まあペイルの貞操なんてどうでもいいので、欲しければ幾らでも好きに持って行ってくれてもいいけどね。
「俺はそこの金髪の女だ。こんな上物見た事もねぇ」
「あ、ずりぃぞ!一番乗りは俺だ」
「何言ってやがる!その女には俺も目を付けてたんだ。俺が一番だ」
「ふざけんな!俺だ!」
ボルドーを除く6人が、お嬢様の1番争いで口汚く罵り合う。
私は眼中にないらしい。
どうやら私の貞操は無事守られそうだ。
って全然嬉しくない!
ざっけんな!
「おいおいそう揉めんなよ。女は二人いるんだ順番に回そうや」
「あーん、もう一人だと?」
言われて男の視線が、私を値踏みするかの様に嘗め回す。
そして鼻で笑った。
「へっ。顔は悪かねーが、胸がまるでね―じゃねぇか。

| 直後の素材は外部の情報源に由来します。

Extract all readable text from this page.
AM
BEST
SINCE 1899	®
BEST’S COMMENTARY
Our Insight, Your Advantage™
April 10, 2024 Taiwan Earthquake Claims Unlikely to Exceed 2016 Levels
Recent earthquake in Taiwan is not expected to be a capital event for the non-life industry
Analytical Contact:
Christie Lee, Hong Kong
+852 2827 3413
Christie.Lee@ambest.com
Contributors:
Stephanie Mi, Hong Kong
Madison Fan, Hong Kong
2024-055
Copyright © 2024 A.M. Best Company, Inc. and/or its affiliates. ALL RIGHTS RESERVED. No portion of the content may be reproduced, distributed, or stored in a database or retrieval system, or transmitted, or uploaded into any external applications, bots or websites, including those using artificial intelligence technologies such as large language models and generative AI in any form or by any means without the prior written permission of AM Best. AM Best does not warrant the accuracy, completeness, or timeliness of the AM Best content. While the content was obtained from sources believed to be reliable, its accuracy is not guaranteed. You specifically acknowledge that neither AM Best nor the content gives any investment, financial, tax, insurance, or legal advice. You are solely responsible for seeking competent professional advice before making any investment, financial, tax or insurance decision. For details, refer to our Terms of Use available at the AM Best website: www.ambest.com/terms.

これじゃ男と変わんねーよ」
屈辱だ。
余りの怒りに蟀谷と口元が引くつく。
ゼッタイコロス。
怒りに任せて魔法を詠唱しようとしたその時、そんな私の行動を遮るかの様にお嬢様が前に出る。
一番手近な十字傷の男の目と鼻の先まで移動したお嬢様は、にっこりと微笑んだ。
その笑顔からは、美しくも突き刺す様な冷たさを感じる
これはやばいときの顔だ。
相手が下品すぎて、本気でお嬢様がお怒りになってる。
「何か言い残す事はあるかしら?」
「あーん、何言ってやがる?待ちきれなくなって、可愛がられに来たのか?」
それが男の最後の言葉だった。
お嬢様が動く。
それはほんの一瞬の出来事。
だがその姿はまるでスローモーションの様に、圧縮された濃密な時間として私の瞳に残像だけを残した。

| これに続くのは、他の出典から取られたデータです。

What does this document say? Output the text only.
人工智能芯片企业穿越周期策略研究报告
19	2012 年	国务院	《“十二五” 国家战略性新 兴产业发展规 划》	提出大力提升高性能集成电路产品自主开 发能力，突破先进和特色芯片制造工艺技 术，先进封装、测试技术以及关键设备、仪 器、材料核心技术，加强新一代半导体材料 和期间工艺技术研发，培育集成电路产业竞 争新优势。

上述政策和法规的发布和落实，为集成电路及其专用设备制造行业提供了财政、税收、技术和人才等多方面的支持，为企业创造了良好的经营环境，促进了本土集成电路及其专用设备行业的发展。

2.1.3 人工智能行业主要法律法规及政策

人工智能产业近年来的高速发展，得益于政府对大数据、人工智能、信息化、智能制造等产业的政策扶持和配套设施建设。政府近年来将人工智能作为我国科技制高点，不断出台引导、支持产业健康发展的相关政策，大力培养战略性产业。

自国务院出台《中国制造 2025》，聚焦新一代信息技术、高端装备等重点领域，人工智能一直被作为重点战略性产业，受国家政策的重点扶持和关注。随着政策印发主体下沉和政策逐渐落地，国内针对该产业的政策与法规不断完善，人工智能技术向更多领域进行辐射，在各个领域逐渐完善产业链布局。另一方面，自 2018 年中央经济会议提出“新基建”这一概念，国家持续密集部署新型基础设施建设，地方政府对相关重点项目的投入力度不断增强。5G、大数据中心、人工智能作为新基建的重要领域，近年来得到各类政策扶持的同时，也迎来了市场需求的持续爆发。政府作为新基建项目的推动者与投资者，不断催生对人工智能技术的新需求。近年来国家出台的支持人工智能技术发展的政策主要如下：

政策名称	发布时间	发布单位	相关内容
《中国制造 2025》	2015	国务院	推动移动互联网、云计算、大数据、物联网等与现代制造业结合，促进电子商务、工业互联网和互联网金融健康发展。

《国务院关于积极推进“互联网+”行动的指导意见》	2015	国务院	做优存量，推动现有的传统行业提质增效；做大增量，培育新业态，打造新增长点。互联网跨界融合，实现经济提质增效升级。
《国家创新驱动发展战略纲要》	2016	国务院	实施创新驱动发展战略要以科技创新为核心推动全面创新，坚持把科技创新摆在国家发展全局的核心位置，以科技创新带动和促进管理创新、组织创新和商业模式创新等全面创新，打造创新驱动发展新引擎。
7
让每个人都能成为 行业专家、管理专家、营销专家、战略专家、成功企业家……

お嬢様が男の後ろに回り込むと同時に、男の首が勢いよく刎ね飛ぶ。
まるで子供のころ遊んだ、首が飛び出すおもちゃの様に勢いよく。
そして首を失った男の体はどさりと音を立てて、地面に転がった。
「……」
体術を嗜むとかのレベルではない。
その動きは完全に達人レベルだった。
「もう一度聞くわ。何か言い残す事はあるかしら? 」
そう言うと、お嬢様は再び微笑んだ。